No había terminado de armar esa frase es su cabeza cuando uno de los escalones se movió. O al menos esa fue la impresión que tuvo cuando pisó en falso y rodó escalera abajo. Su cuerpo se movía inconexo. Intentaba agarrarse de los pasamanos pero todo pasaba demasiado rápido. La gravedad era una fuerza incontrolable. Y a medida que caía, sentía como se quebraba algún hueso de las extremidades, o se golpeaba la cabeza.

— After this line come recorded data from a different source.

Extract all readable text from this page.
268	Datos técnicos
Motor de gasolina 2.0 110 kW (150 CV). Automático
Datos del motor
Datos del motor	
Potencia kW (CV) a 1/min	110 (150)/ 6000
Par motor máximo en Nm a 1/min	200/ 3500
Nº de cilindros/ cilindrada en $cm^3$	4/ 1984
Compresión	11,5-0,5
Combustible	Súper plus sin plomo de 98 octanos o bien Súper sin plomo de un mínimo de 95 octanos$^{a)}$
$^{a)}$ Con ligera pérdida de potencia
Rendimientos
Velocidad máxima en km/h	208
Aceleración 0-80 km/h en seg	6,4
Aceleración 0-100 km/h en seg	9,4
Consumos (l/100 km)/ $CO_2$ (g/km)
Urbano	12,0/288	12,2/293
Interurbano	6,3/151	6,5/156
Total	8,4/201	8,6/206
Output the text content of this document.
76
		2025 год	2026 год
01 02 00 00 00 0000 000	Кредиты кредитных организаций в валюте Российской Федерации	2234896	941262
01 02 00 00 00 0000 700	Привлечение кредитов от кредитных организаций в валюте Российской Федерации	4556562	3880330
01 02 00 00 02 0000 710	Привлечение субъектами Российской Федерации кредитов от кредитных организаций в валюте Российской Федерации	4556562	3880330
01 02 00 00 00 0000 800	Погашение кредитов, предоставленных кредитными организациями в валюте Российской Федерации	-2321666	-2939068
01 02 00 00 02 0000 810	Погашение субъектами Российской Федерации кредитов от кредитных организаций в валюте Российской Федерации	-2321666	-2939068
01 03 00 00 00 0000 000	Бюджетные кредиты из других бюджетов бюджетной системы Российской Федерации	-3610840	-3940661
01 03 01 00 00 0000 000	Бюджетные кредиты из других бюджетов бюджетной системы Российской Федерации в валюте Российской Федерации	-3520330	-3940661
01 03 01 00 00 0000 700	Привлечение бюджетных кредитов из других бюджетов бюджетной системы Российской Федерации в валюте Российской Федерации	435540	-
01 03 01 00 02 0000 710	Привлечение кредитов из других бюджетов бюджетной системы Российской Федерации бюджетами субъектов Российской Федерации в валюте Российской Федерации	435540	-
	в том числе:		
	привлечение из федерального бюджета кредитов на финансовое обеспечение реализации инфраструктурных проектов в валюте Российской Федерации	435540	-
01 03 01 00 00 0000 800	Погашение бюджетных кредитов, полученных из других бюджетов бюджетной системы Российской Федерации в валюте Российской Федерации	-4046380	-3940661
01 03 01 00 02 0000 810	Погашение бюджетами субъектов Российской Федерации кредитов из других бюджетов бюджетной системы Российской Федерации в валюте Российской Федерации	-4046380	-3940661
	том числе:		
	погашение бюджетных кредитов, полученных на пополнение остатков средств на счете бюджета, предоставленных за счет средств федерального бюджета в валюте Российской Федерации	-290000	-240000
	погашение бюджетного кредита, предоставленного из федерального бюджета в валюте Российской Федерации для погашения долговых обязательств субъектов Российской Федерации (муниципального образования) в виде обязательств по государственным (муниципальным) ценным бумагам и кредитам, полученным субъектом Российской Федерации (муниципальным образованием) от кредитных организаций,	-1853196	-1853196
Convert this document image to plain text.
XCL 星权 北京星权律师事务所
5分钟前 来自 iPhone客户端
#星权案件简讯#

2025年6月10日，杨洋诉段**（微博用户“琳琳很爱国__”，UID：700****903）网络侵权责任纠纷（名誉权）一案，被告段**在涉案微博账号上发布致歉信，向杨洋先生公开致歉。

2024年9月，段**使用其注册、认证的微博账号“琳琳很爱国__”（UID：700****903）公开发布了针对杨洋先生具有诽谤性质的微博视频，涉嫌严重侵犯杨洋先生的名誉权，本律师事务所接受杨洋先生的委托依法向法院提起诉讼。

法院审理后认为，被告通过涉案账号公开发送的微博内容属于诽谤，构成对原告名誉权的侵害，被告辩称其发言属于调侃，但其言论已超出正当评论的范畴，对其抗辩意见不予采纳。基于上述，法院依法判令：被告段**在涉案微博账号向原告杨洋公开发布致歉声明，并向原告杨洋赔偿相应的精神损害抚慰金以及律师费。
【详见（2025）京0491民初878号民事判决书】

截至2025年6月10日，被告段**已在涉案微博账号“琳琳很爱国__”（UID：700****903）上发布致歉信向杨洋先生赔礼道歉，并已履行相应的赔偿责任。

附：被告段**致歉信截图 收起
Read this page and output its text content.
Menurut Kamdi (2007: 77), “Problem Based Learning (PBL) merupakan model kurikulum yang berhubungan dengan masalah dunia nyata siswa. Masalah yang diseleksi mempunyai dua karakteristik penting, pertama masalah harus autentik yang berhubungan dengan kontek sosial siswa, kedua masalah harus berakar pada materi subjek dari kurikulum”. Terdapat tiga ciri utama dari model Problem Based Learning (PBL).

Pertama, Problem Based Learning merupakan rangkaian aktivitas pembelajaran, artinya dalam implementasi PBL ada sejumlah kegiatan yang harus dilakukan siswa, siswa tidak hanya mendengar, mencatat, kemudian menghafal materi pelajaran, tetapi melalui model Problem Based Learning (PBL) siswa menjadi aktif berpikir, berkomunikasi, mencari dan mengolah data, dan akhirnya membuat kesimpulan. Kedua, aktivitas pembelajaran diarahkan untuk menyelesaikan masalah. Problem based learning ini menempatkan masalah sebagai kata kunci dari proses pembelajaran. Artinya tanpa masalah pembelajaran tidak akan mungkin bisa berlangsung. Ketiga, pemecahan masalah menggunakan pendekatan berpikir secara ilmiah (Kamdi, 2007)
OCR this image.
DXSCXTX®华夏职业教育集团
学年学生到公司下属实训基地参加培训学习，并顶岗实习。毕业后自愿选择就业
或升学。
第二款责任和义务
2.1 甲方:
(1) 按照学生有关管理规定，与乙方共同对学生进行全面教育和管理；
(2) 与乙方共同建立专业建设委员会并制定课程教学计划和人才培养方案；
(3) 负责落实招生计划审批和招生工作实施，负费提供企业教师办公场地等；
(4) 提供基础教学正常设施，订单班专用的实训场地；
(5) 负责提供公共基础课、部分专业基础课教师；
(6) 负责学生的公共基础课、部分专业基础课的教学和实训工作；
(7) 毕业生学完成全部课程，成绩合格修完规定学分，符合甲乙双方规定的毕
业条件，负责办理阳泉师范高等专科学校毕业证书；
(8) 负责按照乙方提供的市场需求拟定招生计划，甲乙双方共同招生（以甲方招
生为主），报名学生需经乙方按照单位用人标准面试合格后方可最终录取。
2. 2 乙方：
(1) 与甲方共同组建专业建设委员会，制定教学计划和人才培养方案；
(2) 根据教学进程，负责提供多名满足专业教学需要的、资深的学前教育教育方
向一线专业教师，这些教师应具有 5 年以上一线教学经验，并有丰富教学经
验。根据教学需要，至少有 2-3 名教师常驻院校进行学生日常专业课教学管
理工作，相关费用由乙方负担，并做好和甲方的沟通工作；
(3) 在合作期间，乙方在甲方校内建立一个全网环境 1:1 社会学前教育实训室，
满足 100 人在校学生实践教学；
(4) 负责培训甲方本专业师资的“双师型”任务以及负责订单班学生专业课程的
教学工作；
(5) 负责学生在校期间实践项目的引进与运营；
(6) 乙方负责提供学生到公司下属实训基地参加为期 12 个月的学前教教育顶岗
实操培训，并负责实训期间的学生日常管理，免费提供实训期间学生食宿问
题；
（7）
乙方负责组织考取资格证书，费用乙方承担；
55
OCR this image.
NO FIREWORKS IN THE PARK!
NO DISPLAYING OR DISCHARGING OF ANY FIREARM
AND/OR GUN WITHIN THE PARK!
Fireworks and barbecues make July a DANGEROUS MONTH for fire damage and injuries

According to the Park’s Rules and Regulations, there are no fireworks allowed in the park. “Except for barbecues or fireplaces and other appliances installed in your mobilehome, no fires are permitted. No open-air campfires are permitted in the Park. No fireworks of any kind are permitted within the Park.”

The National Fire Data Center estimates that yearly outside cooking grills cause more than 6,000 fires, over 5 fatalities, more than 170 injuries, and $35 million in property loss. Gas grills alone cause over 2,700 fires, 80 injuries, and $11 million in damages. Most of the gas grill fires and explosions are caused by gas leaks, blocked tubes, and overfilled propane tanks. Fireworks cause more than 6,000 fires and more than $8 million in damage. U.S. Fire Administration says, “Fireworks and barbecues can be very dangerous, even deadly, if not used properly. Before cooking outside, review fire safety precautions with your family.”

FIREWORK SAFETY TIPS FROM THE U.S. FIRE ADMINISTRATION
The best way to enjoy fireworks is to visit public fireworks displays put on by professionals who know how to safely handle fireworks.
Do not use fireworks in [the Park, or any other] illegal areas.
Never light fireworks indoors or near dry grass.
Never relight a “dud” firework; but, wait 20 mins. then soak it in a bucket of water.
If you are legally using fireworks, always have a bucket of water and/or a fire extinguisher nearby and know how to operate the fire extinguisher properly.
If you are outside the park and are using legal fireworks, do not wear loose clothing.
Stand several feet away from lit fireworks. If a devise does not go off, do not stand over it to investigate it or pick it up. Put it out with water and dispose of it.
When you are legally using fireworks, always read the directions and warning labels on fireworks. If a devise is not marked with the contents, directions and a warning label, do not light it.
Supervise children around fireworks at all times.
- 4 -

La caída era cada vez más aparatosa -"espero que nadie la esté viendo... ¡hay que ver que hasta en estos trances lo último que se pierde es el sentido de la vergüenza!"-.
Muchos años después -o al menos eso le parecía en su cabeza, porque en realidad todo ocurrió en unos pocos segundos-, todo a su alrededor se detuvo, y su mente se desconectó.

Momentos después, el hotel se llenó de gente: paramédicos, empleados, curiosos. entre ellos, una mujer y un hombre en bata de baño presenciaban la escena: el accidentado era el hombre que había entrado intempestivamente a su habitación. Otra mujer lloraba a su marido que era llevado inconsciente en una camilla a la ambulancia.
- ¿Quién era ese señor?- preguntó la mujer en paños menores.
- Un huesped. Habitación 312- contestó el gerente del hotel.

La imagen es un dibujo de Indira Montoya, o Mariposa Furiosa, llamado "La Caída"

8 de enero de 2008

La cachetada

Estaba harta de él. Harta de su actitud, de su debilidad. Ahí estaba él, con la cara desviada y la mejilla roja, luego de la sonora cachetada que ella no pudo evitar propinarle. La situación había llegado demasiado lejos: ese hombre no era, ni de cerca, lo que ella esperaba de quien debía estar a su lado. Siempre pensó en un hombre bien dispuesto, trabajador, responsable, fuerte. Y esto era el colmo de la sumisión. Pedro no era capaz ni de reclamar ante las situaciones más simples como un vuelto incompleto. Si se veía involucrado en una colisión, Pedro siempre terminaba pagando el choque. Si alguien se metía con él en la calle, Pedro siempre evitaba la confrontación y huía por la derecha. Si su jefe lo obligaba a trabajar horas extras, Pedro nunca exigió una compensación adicional.
Y ahora, le decía que no podrían celebrar su aniversario porque le habían asignado una tarea importantísima para el fin de semana y que él no pudo negarse a cumplir. Era el colmo.
- ¡Imbécil! ¡Incapaz!
Él no levantaba la mirada.
- Cobarde...
No sabía qué hacer para que aquel hombre reaccionara. Quiso irse, pero la violencia de lo que ocurrió después la tomó desprevenida.
Aun sin mirar, la mano de Pedro se levantó violentamente, y con el dorso alcanzó el rostro de su mujer, que cayó al suelo bruscamente. Estaba aturdida. Escuchó la voz de su marido, lenta, pausada, tranquila.
- Que no se te ocurra volver a tocarme. Este fin de semana me voy a trabajar, y espero que eso no te cause ningún problema.

Ella pasó el fin de semana como pasaba cualquier otro fin de semana. Arregló algunas cosas en la casa, salió a hacer compras y hasta se encontró con algunas amigas para tomarse algo, mientras su marido trabajaba duramente.
Él pasó el fin de semana como pasaba cualquier otro fin de semana. Se fue al apartamento de la playa con su secretaria, haciendo el amor y disfrutando de la tranquilidad que otorga una esposa que jura que su marido está en la oficina.